Supreme Court nominee Neil Gorsuch is not a plagiarist, according to the woman from whom he has been accused of lifting materials.

"I have reviewed both passages and do not see an issue here, even though the language is similar. These passages are factual, not analytical in nature," Abigail Lawlis Kuzma, who serves as chief counsel to the Consumer Protection Division of the Indiana Attorney General's office, said in a statement made available to the Washington Examiner.

Her remarks came soon after two reports alleged Tuesday evening that President Trump's Supreme Court nominee had "copied" passages in his 2006 book, "The Future of Assisted Suicide and Euthanasia." The reports alleged he also lifted material for an academic article published in 2000.

The charge, which involves Gorsuch repeating medical terms and not original concepts or ideas, is weak, at best.

"[The similar] passages are factual, not analytical in nature, framing both the technical legal and medical circumstances of the 'Baby/Infant Doe' case that occurred in 1982," Kuzma explained. "Given that these passages both describe the basic facts of the case, it would have been awkward and difficult for Judge Gorsuch to have used different language."

BuzzFeed, which was first to report on the similarities between Gorsuch and Kuzma, published a story Tuesday headlined, "A Short Section In Neil Gorsuch's 2006 Book Appears To Be Copied From A Law Review Article."

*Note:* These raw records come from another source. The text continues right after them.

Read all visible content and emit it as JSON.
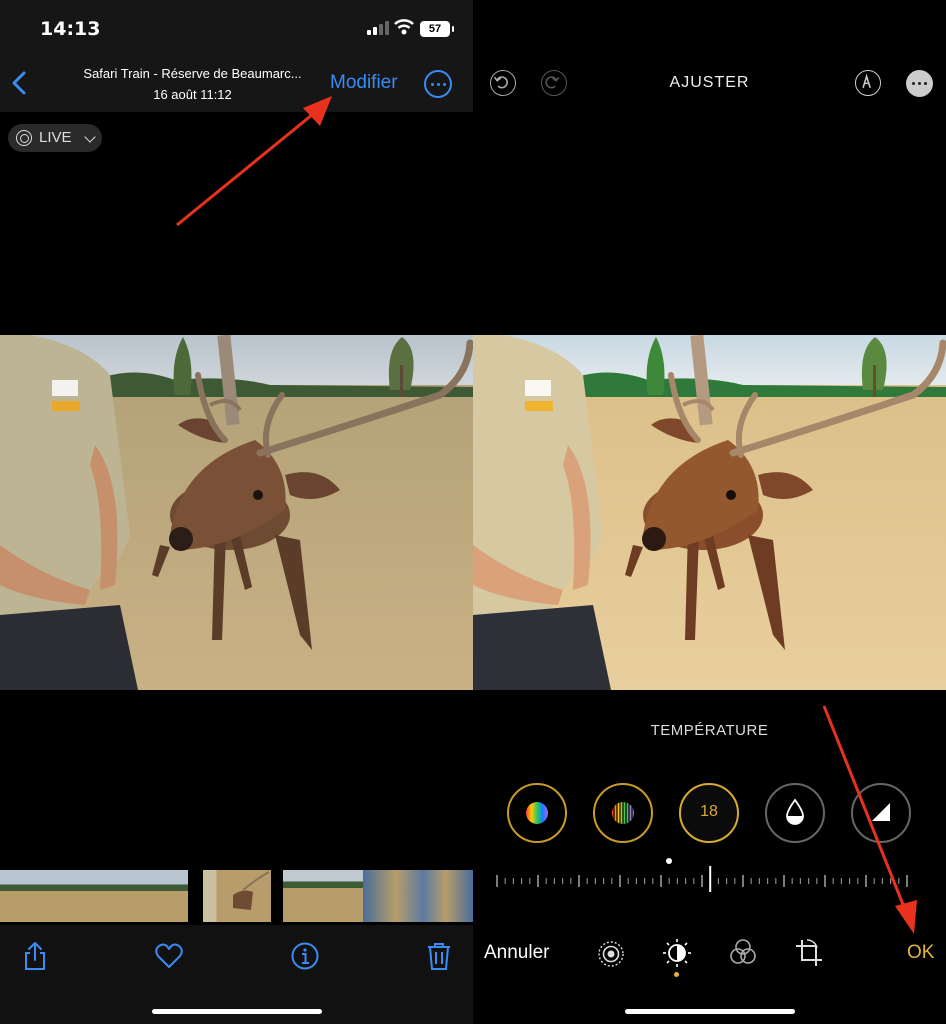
{
  "left": {
    "status_bar": {
      "time": "14:13",
      "battery": "57"
    },
    "nav": {
      "title": "Safari Train - Réserve de Beaumarc...",
      "subtitle": "16 août  11:12",
      "edit_label": "Modifier"
    },
    "live_label": "LIVE",
    "toolbar_icons": [
      "share-icon",
      "heart-icon",
      "info-icon",
      "trash-icon"
    ]
  },
  "right": {
    "header_title": "AJUSTER",
    "adjust_label": "TEMPÉRATURE",
    "tools": [
      {
        "name": "rainbow-circle-tool",
        "value": ""
      },
      {
        "name": "stripes-tool",
        "value": ""
      },
      {
        "name": "temperature-tool",
        "value": "18"
      },
      {
        "name": "tint-drop-tool",
        "value": ""
      },
      {
        "name": "sharpness-tool",
        "value": ""
      }
    ],
    "cancel_label": "Annuler",
    "done_label": "OK"
  },
  "colors": {
    "accent_blue": "#3a8cf5",
    "accent_gold": "#e3b43c",
    "annotation_red": "#e8321e"
  }
}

Politico followed suit, publishing a story titled, "Gorsuch's writings borrow from other authors."

Other newsrooms, including the Huffington Post, Business Insider and New York magazine, moved quickly to repeat the charges against Gorsuch.

Politico bolstered its claim with quotes from multiple academic experts, including Syracuse University's Rebecca Moore Howard‏, who, interestingly enough, is quite open about supporting former President Barack Obama.

However, several additional professors who worked closely with Gorsuch during the period in which he produced much of the work in question said the hints and allegations against the judge are nonsense.

"[I]n my opinion, none of the allegations has any substance or justification," Oxford University's John Finnis said in a statement made available to the Examiner. "In all four cases, Neil Gorsuch's writing and citing was easily and well within the proper and accepted standards of scholarly research and writing in the field of study in which he was working."

Georgetown University's John Keown, who reviewed Gorsuch's dissertation, said elsewhere in a statement: "The allegation is entirely without foundation. The book is meticulous in its citation of primary sources. The allegation that the book is guilty of plagiarism because it does not cite secondary sources which draw on those same primary sources is, frankly, absurd. Indeed, the book's reliance on primary rather than secondary sources is one of its many strengths."

Further, actual attorneys disagree that Gorsuch plagiarized anything.

"People unfamiliar with legal writing, or even writing, may be unfamiliar with how citations work," attorney Thomas Crown explained Wednesday. "When I cite to a case or statute, if I am quoting verbatim, I give a direct quotation, with apostrophes and everything, and then the source. If I am summarizing, sometimes even using the same words, I follow with the direct citation. The Bluebook, which is the legal style Bible, is for law reviews and some appellate and trial courts, and has more specific rules.

"I mention this because this is standard across numerous fields, not just law, and only illiterates … are shocked," he added. "Different field with different standards and forms; but even most academics believe that a good synopsis with citation isn't plagiarism."

In conclusion, he wrote, "I don't want to ruin a perfectly good five-minute hate, but this isn't even close to plagiarism."